[10:59:48] --- leslie-ietf has joined
[11:51:28] --- dthaler has joined
[11:52:13] * dthaler has changed the subject to: SAFE - Self-Address Fixing Evolution BoF
[11:57:17] --- alfredh has joined
[11:59:10] --- leslie-ietf has left
[11:59:32] --- richard.barnes has joined
[12:00:15] --- lars.eggert@googlemail.com has joined
[12:02:36] --- TJ has joined
[12:05:38] --- magnus has joined
[12:05:41] <dthaler> Problem statement and scope ......................... (Wing, 15)
[12:07:43] --- presnick has joined
[12:08:16] --- dcrocker has joined
[12:09:10] --- leslie-ietf has joined
[12:12:16] --- presnick has left
[12:12:59] --- TJ has left
[12:13:32] --- jiang_xing_feng has joined
[12:14:07] --- resnick has joined
[12:16:57] --- jiang_xing_feng has left
[12:17:28] <dcrocker> content on this session seems a bit thin, so far.
[12:19:04] --- nm has joined
[12:20:40] <dthaler> discussion of whether scope should be limited to UDP, since problems happen with TCP too
[12:20:49] <dthaler> (scope of the BOF)
[12:22:24] <dthaler> Survey of existing work ........................... (Barnes, 30)
[12:22:29] <leslie-ietf> (thanks dave!)
[12:22:30] <dthaler> draft-eggert-middlebox-control-survey-01.txt
[12:22:57] <dthaler> surveyed only 12 of the protocols out there
[12:25:47] <dcrocker> (anytime, leslie...)
[12:26:40] <dthaler> going through the key features of each protocol surveyed
[12:30:52] <dthaler> someone at mike mentioned H.248.37 is another
[12:31:16] <dthaler> lars: yeah there's other protocols not surveyed because we couldn't find someone to write a paragraph on it
[12:32:17] <dthaler> comparison slide showing protocol, Implemented (Y/N), Widely Deployed (Y/N), Supports Incremental Deployment (Y/N)

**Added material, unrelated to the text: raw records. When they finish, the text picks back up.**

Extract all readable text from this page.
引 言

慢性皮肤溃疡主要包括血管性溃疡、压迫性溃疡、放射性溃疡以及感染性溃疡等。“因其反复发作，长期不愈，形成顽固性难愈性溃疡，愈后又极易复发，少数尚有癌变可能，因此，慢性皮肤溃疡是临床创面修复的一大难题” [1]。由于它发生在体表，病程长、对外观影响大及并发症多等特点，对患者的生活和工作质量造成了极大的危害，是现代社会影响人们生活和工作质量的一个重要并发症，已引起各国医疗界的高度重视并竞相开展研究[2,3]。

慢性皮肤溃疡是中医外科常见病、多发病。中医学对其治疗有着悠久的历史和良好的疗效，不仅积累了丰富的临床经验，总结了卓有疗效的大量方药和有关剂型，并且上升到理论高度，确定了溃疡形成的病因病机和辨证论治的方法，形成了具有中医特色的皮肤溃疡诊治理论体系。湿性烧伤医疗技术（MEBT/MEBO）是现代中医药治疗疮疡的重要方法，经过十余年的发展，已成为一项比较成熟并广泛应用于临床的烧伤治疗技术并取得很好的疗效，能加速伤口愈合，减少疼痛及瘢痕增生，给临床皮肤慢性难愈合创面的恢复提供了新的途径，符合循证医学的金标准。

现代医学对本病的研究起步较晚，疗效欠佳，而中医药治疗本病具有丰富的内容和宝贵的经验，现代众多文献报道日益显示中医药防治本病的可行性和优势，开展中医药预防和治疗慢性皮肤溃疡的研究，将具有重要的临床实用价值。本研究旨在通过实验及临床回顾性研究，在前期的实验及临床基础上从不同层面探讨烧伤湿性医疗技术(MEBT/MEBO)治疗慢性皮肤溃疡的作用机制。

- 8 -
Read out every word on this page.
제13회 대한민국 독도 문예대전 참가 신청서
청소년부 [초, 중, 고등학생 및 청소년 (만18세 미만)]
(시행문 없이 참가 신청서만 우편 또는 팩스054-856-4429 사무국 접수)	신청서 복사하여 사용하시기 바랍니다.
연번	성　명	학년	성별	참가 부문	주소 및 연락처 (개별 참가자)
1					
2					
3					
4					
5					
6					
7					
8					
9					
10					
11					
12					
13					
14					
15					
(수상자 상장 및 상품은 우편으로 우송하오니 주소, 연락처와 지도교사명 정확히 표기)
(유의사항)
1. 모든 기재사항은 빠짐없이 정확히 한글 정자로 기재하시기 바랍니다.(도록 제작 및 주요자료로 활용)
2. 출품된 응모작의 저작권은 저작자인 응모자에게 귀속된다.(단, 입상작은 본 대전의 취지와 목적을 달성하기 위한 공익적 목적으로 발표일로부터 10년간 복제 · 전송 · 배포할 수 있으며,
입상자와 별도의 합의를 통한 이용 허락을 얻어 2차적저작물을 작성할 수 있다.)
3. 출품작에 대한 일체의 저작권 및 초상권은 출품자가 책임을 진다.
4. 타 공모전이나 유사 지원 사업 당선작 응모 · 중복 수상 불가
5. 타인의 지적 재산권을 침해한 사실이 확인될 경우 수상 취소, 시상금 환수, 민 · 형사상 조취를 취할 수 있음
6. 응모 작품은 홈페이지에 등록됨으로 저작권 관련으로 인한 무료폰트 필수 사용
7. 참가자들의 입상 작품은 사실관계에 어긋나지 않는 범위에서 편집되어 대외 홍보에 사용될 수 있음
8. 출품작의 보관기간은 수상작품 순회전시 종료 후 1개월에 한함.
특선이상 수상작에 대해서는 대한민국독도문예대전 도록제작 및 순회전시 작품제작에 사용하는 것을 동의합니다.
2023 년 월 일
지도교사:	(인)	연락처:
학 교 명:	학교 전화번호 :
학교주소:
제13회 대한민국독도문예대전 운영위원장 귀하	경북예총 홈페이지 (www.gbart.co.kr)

[12:35:23] <dthaler> definition of last column is unclear and debatable
[12:36:17] --- badra has joined
[12:36:52] <dthaler> next comparison slide has columns: Keepalive reqd?, Interacts directly with middlebox?, Security between middlebox and endpoint?
[12:37:02] <dthaler> (last column is authentication & authorization)
[12:37:47] <dthaler> next comparison slide has questions: Topology Aware?, Supports nested NATs?, Supports diverse environments/endpoints?
[12:38:32] <dthaler> unclear what definition of topology aware is
[12:39:01] <dthaler> (presenter is not an author of the draft, but rather a neutral party...)
[12:41:52] --- jiang_xing_feng has joined
[12:43:03] <dthaler> interrupting regular discussion, current discussion/clarification about purpose of bof (non-wg forming)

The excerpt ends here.